For the latter trend, the global market for edible insects was US$33 million in 2015, but is expected to soar to US$773 million by 2024, the report predicted, calling this alternative food source “a breakthrough market to watch”. Examples of companies already cashing in on this trend include Chirps Chips, a US-based firm which makes cookies and chips from cricket flour; and BiteBack, an Indonesian firm which extracts oil from edible insects as a sustainable alternative to palm oil. The edible oil has long been linked to driving deforestation and habitat loss in Indonesia and other tropical nations where it is cultivated.
Another SDG that is unlikely to be met anywhere in the world by 2030 is goal 13, climate action. “With the cost of climate change estimated to be anywhere between US$12 and US$60 trillion, there is clearly a huge opportunity for businesses everywhere to innovate and deliver low-carbon solutions,” noted the report.
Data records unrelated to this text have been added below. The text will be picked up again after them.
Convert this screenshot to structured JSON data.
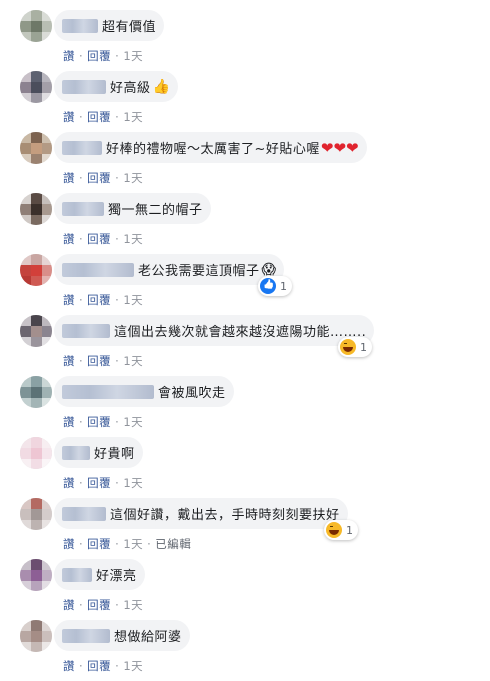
{
  "actions": {
    "like": "讚",
    "reply": "回覆",
    "separator": "·"
  },
  "comments": [
    {
      "text": "超有價值",
      "time": "1天",
      "edited": ""
    },
    {
      "text": "好高級",
      "emoji": "👍",
      "time": "1天",
      "edited": ""
    },
    {
      "text": "好棒的禮物喔～太厲害了~好貼心喔",
      "emoji": "❤❤❤",
      "time": "1天",
      "edited": ""
    },
    {
      "text": "獨一無二的帽子",
      "time": "1天",
      "edited": ""
    },
    {
      "text": "老公我需要這頂帽子",
      "emoji": "😱",
      "time": "1天",
      "edited": "",
      "reaction": {
        "icon": "like-icon",
        "count": "1"
      }
    },
    {
      "text": "這個出去幾次就會越來越沒遮陽功能……..",
      "time": "1天",
      "edited": "",
      "reaction": {
        "icon": "haha-icon",
        "count": "1"
      }
    },
    {
      "text": "會被風吹走",
      "time": "1天",
      "edited": ""
    },
    {
      "text": "好貴啊",
      "time": "1天",
      "edited": ""
    },
    {
      "text": "這個好讚，戴出去，手時時刻刻要扶好",
      "time": "1天",
      "edited": "已編輯",
      "reaction": {
        "icon": "haha-icon",
        "count": "1"
      }
    },
    {
      "text": "好漂亮",
      "time": "1天",
      "edited": ""
    },
    {
      "text": "想做給阿婆",
      "time": "1天",
      "edited": ""
    }
  ]
}
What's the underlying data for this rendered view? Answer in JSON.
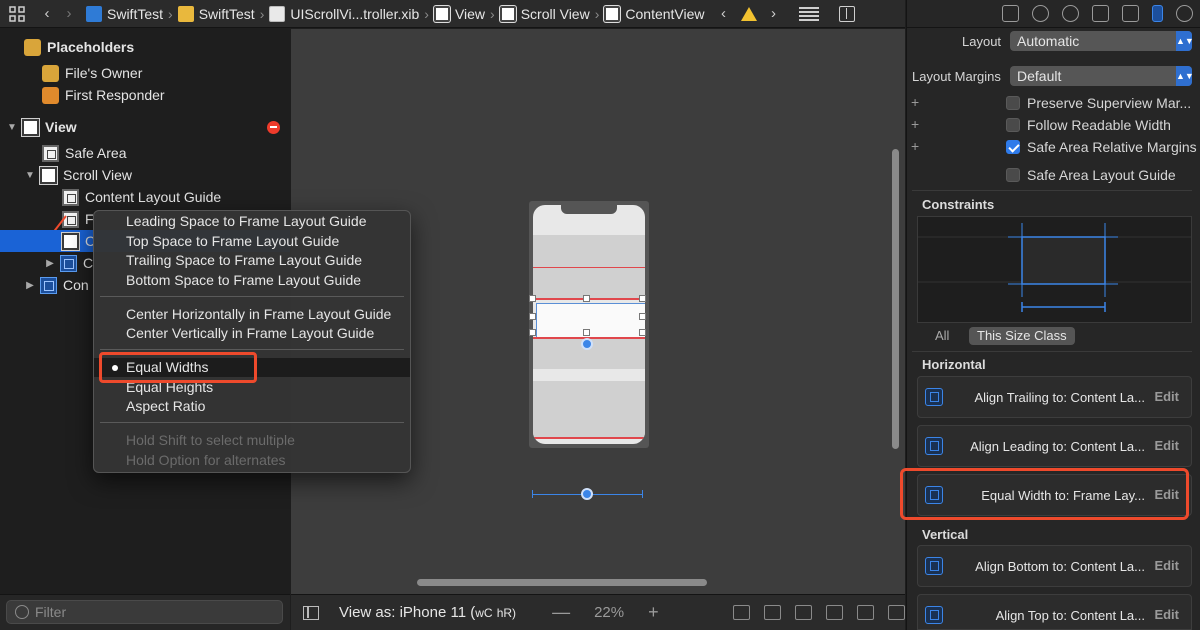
{
  "jumpbar": {
    "crumbs": [
      {
        "icon": "swift-project-icon",
        "label": "SwiftTest"
      },
      {
        "icon": "folder-icon",
        "label": "SwiftTest"
      },
      {
        "icon": "xib-file-icon",
        "label": "UIScrollVi...troller.xib"
      },
      {
        "icon": "view-icon",
        "label": "View"
      },
      {
        "icon": "view-icon",
        "label": "Scroll View"
      },
      {
        "icon": "view-icon",
        "label": "ContentView"
      }
    ]
  },
  "outline": {
    "rows": [
      {
        "label": "Placeholders",
        "icon": "placeholder-cube-icon",
        "bold": true
      },
      {
        "label": "File's Owner",
        "icon": "cube-icon"
      },
      {
        "label": "First Responder",
        "icon": "first-responder-icon"
      },
      {
        "label": "View",
        "icon": "view-icon",
        "bold": true
      },
      {
        "label": "Safe Area",
        "icon": "safe-area-icon"
      },
      {
        "label": "Scroll View",
        "icon": "view-icon"
      },
      {
        "label": "Content Layout Guide",
        "icon": "layout-guide-icon"
      },
      {
        "label": "F",
        "icon": "layout-guide-icon"
      },
      {
        "label": "C",
        "icon": "view-icon"
      },
      {
        "label": "C",
        "icon": "constraints-icon"
      },
      {
        "label": "Con",
        "icon": "constraints-icon"
      }
    ],
    "filter_placeholder": "Filter"
  },
  "menu": {
    "items": [
      "Leading Space to Frame Layout Guide",
      "Top Space to Frame Layout Guide",
      "Trailing Space to Frame Layout Guide",
      "Bottom Space to Frame Layout Guide",
      "Center Horizontally in Frame Layout Guide",
      "Center Vertically in Frame Layout Guide",
      "Equal Widths",
      "Equal Heights",
      "Aspect Ratio",
      "Hold Shift to select multiple",
      "Hold Option for alternates"
    ]
  },
  "canvas_bar": {
    "view_as": "View as: iPhone 11 (",
    "size_class_w": "wC",
    "size_class_h": "hR)",
    "zoom_out": "—",
    "zoom": "22%",
    "zoom_in": "+"
  },
  "inspector": {
    "layout_label": "Layout",
    "layout_value": "Automatic",
    "margins_label": "Layout Margins",
    "margins_value": "Default",
    "checkboxes": [
      {
        "label": "Preserve Superview Mar...",
        "checked": false
      },
      {
        "label": "Follow Readable Width",
        "checked": false
      },
      {
        "label": "Safe Area Relative Margins",
        "checked": true
      },
      {
        "label": "Safe Area Layout Guide",
        "checked": false
      }
    ],
    "constraints_label": "Constraints",
    "seg_all": "All",
    "seg_size_class": "This Size Class",
    "horizontal_label": "Horizontal",
    "vertical_label": "Vertical",
    "horizontal_constraints": [
      {
        "text": "Align Trailing to:  Content La...",
        "edit": "Edit"
      },
      {
        "text": "Align Leading to:  Content La...",
        "edit": "Edit"
      },
      {
        "text": "Equal Width to:  Frame Lay...",
        "edit": "Edit"
      }
    ],
    "vertical_constraints": [
      {
        "text": "Align Bottom to:  Content La...",
        "edit": "Edit"
      },
      {
        "text": "Align Top to:  Content La...",
        "edit": "Edit"
      }
    ]
  },
  "colors": {
    "selection": "#1a63d6",
    "callout": "#ee4a2c",
    "accent": "#3b85e8",
    "error": "#ee3b2b"
  }
}
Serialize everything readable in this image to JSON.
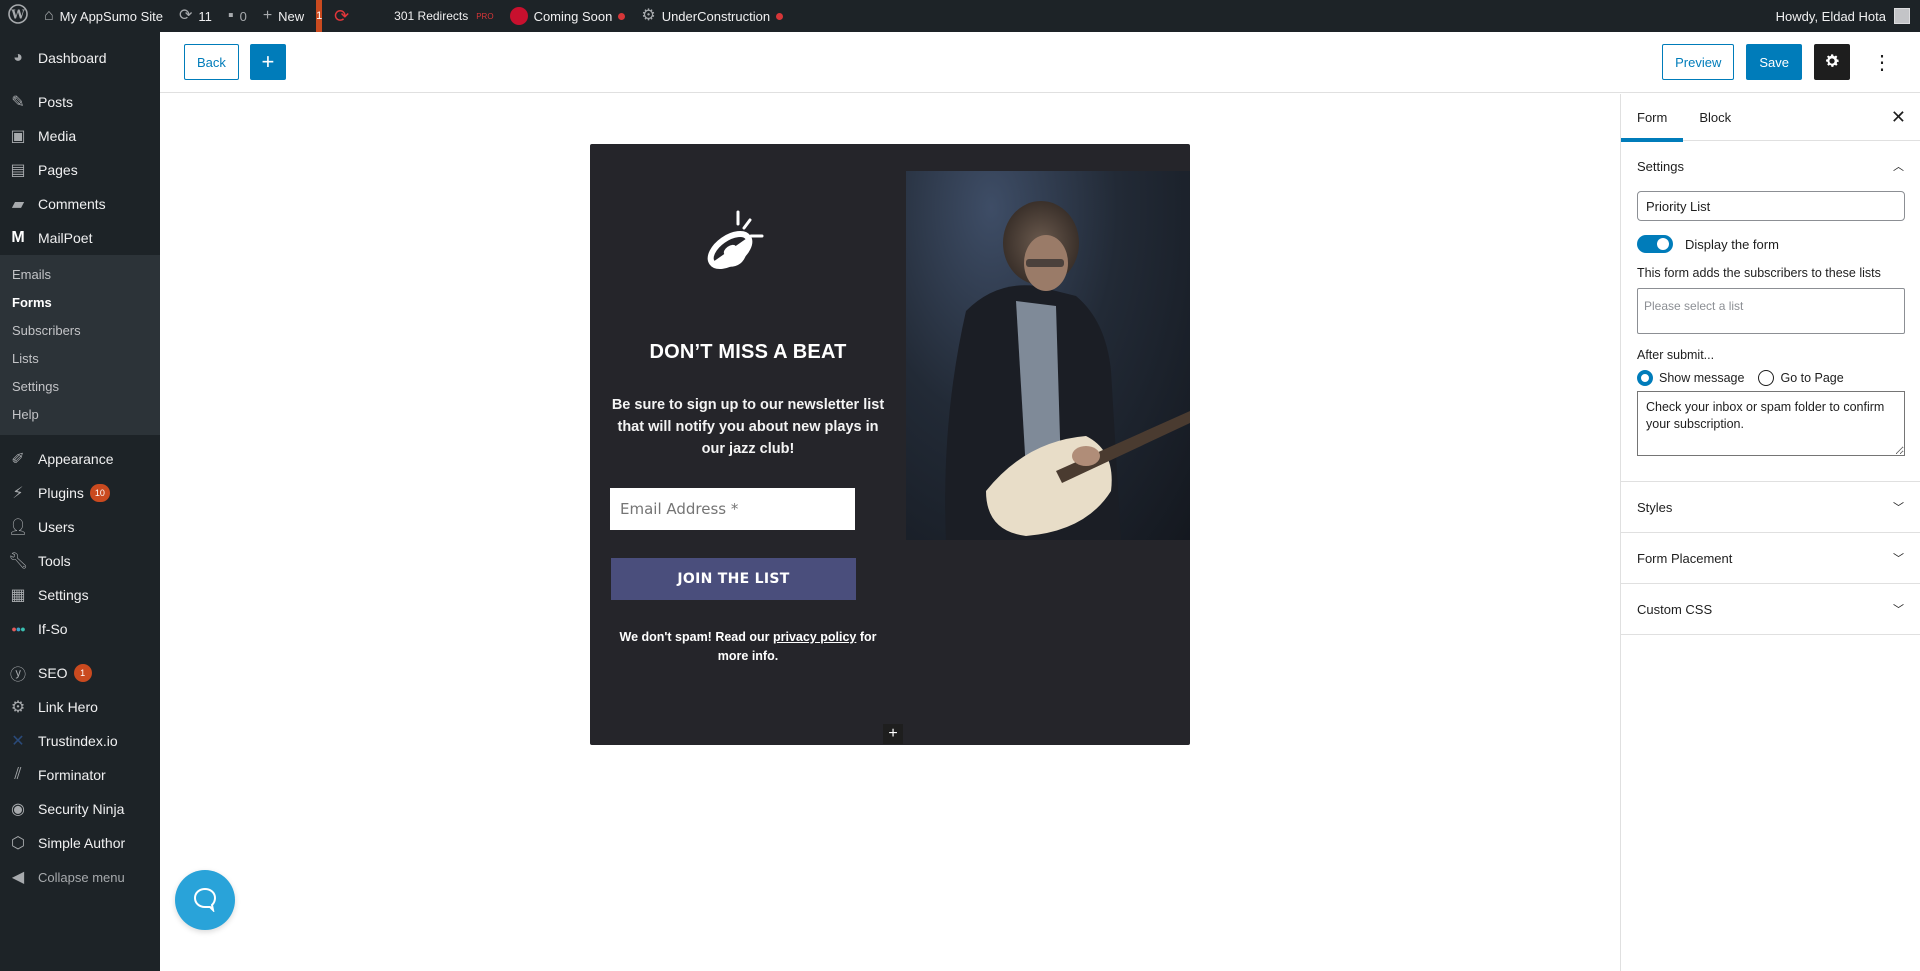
{
  "admin_bar": {
    "site_name": "My AppSumo Site",
    "updates_count": "11",
    "comments_count": "0",
    "new_label": "New",
    "notice_count": "1",
    "redirects_label": "301 Redirects",
    "redirects_badge": "PRO",
    "coming_soon_label": "Coming Soon",
    "under_construction_label": "UnderConstruction",
    "greeting": "Howdy, Eldad Hota"
  },
  "sidebar": {
    "items_top": [
      {
        "label": "Dashboard",
        "icon": "dashboard-icon"
      }
    ],
    "items_main": [
      {
        "label": "Posts",
        "icon": "pin-icon"
      },
      {
        "label": "Media",
        "icon": "media-icon"
      },
      {
        "label": "Pages",
        "icon": "pages-icon"
      },
      {
        "label": "Comments",
        "icon": "comment-icon"
      },
      {
        "label": "MailPoet",
        "icon": "mailpoet-icon"
      }
    ],
    "mailpoet_submenu": [
      {
        "label": "Emails"
      },
      {
        "label": "Forms",
        "current": true
      },
      {
        "label": "Subscribers"
      },
      {
        "label": "Lists"
      },
      {
        "label": "Settings"
      },
      {
        "label": "Help"
      }
    ],
    "items_bottom": [
      {
        "label": "Appearance",
        "icon": "brush-icon"
      },
      {
        "label": "Plugins",
        "icon": "plugin-icon",
        "badge": "10"
      },
      {
        "label": "Users",
        "icon": "user-icon"
      },
      {
        "label": "Tools",
        "icon": "wrench-icon"
      },
      {
        "label": "Settings",
        "icon": "settings-icon"
      },
      {
        "label": "If-So",
        "icon": "ifso-icon"
      }
    ],
    "items_plugins": [
      {
        "label": "SEO",
        "icon": "yoast-icon",
        "badge": "1"
      },
      {
        "label": "Link Hero",
        "icon": "gear-icon"
      },
      {
        "label": "Trustindex.io",
        "icon": "trustindex-icon"
      },
      {
        "label": "Forminator",
        "icon": "forminator-icon"
      },
      {
        "label": "Security Ninja",
        "icon": "ninja-icon"
      },
      {
        "label": "Simple Author",
        "icon": "author-icon"
      }
    ],
    "collapse_label": "Collapse menu"
  },
  "editor_header": {
    "back_label": "Back",
    "add_label": "+",
    "preview_label": "Preview",
    "save_label": "Save",
    "more_label": "⋮"
  },
  "form_preview": {
    "title": "DON’T MISS A BEAT",
    "description": "Be sure to sign up to our newsletter list that will notify you about new plays in our jazz club!",
    "email_placeholder": "Email Address *",
    "submit_label": "JOIN THE LIST",
    "spam_prefix": "We don't spam! Read our ",
    "privacy_link": "privacy policy",
    "spam_suffix": " for more info.",
    "add_block_label": "+",
    "colors": {
      "background": "#25252a",
      "button": "#4a4e7c"
    }
  },
  "panel": {
    "tabs": [
      {
        "label": "Form",
        "active": true
      },
      {
        "label": "Block",
        "active": false
      }
    ],
    "close_label": "✕",
    "settings": {
      "title": "Settings",
      "form_name": "Priority List",
      "display_toggle_label": "Display the form",
      "display_enabled": true,
      "lists_label": "This form adds the subscribers to these lists",
      "lists_placeholder": "Please select a list",
      "after_submit_label": "After submit...",
      "radio_show_message": "Show message",
      "radio_go_to_page": "Go to Page",
      "selected_option": "Show message",
      "message_text": "Check your inbox or spam folder to confirm your subscription."
    },
    "sections": [
      {
        "title": "Styles"
      },
      {
        "title": "Form Placement"
      },
      {
        "title": "Custom CSS"
      }
    ]
  },
  "accent_color": "#007cba"
}
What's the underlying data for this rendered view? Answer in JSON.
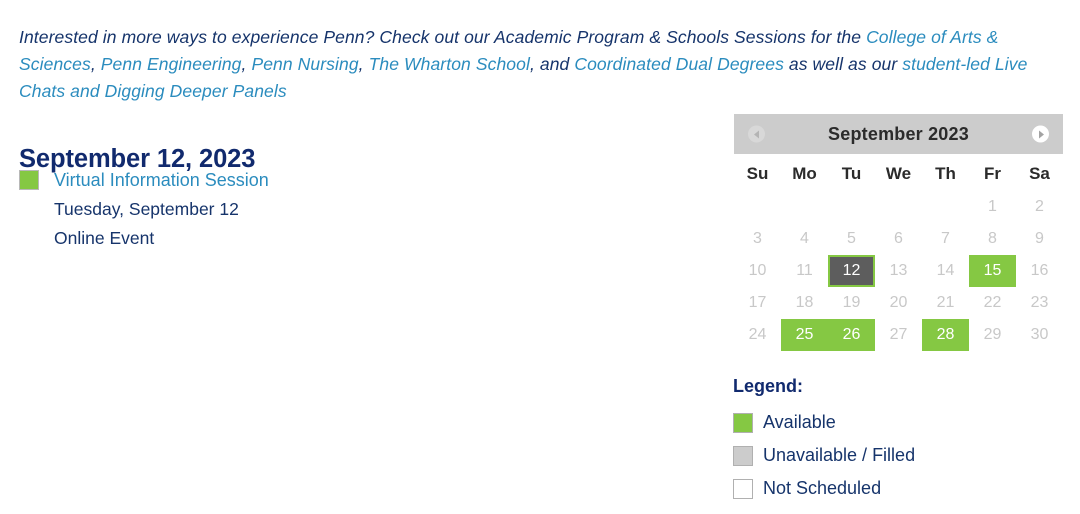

Three areas that are especially promising are the conversion of the greenhouse gas carbon dioxide into useful products; finding more energy efficient solutions for air conditioning and refrigeration, and slashing carbon emissions in the shipping sector.
About US$1.1 trillion a year worth of opportunities await companies that upcycle carbon into products such as building materials, plastic containers, and construction materials, the report noted.
In addition to the climate, the long-term productivity and health of global marine resources—which is enshrined in SDG 14 (life below water)—is also in dire straits, thanks to threats such as marine plastic pollution and overfishing.
But finding ways to keep plastic in circulation for longer so that it doesn’t end up as waste can recover some US$120 billion, noted the report.
Aquaculture, the practice of farming fish and shellfish for human consumption, is also “the world’s fastest growing food industry”, having grown by 1,570 per cent in the last 40 years, the report said. It is expected to grow from US$176 billion today to US$219 billion by 2022, presenting opportunities not only to protect marine resources, but also to address hunger (Goal 2), and offer responsible food choices to consumers.
The complete set of solutions identified by the report is accessible in the project’s online Global Opportunity Explorer.
New opportunities, new models
Attractive as they are, cashing in on these SDG-linked market opportunities will require businesses to change the way they think and operate, noted the report.
For one thing, all businesses will have to embrace technological innovation, as it will play an increasing role in solving social and environmental challenges. The use of smart farming for food security, smart water technology to prevent water losses, and using sensors and mobile technology to deliver better healthcare are a few examples.
Second, cashing in on promising solutions will require companies to venture beyond their core area of business to explore adjacent or relevant sectors as well. For instance, professionals in the health and food sectors would have an overlapping interest in developing antibiotic-free food, a product for which there is growing global demand.
Nicholas Craig, analyst, Sustainia, told Eco-Business that “in practical terms, this means that corporate decision makers need to challenge business-as-usual practices and be more daring when entering new partnerships.” This is a recommendation reflected in SDG 17, which advocates for greater partnerships for the goals.
“Businesses need to become better at working together with other industries, civil society and government, who can challenge their mindsets,” he added.
Lise Kingo, chief executive officer and executive director, UNGC, said in a statement that “we live in a world in urgent need of change, and businesses are leading the charge towards the transformations ahead.”
She added: “Through developing breakthrough innovations and forging critical partnerships, the business community has the resources and creativity we need to create the world we want.”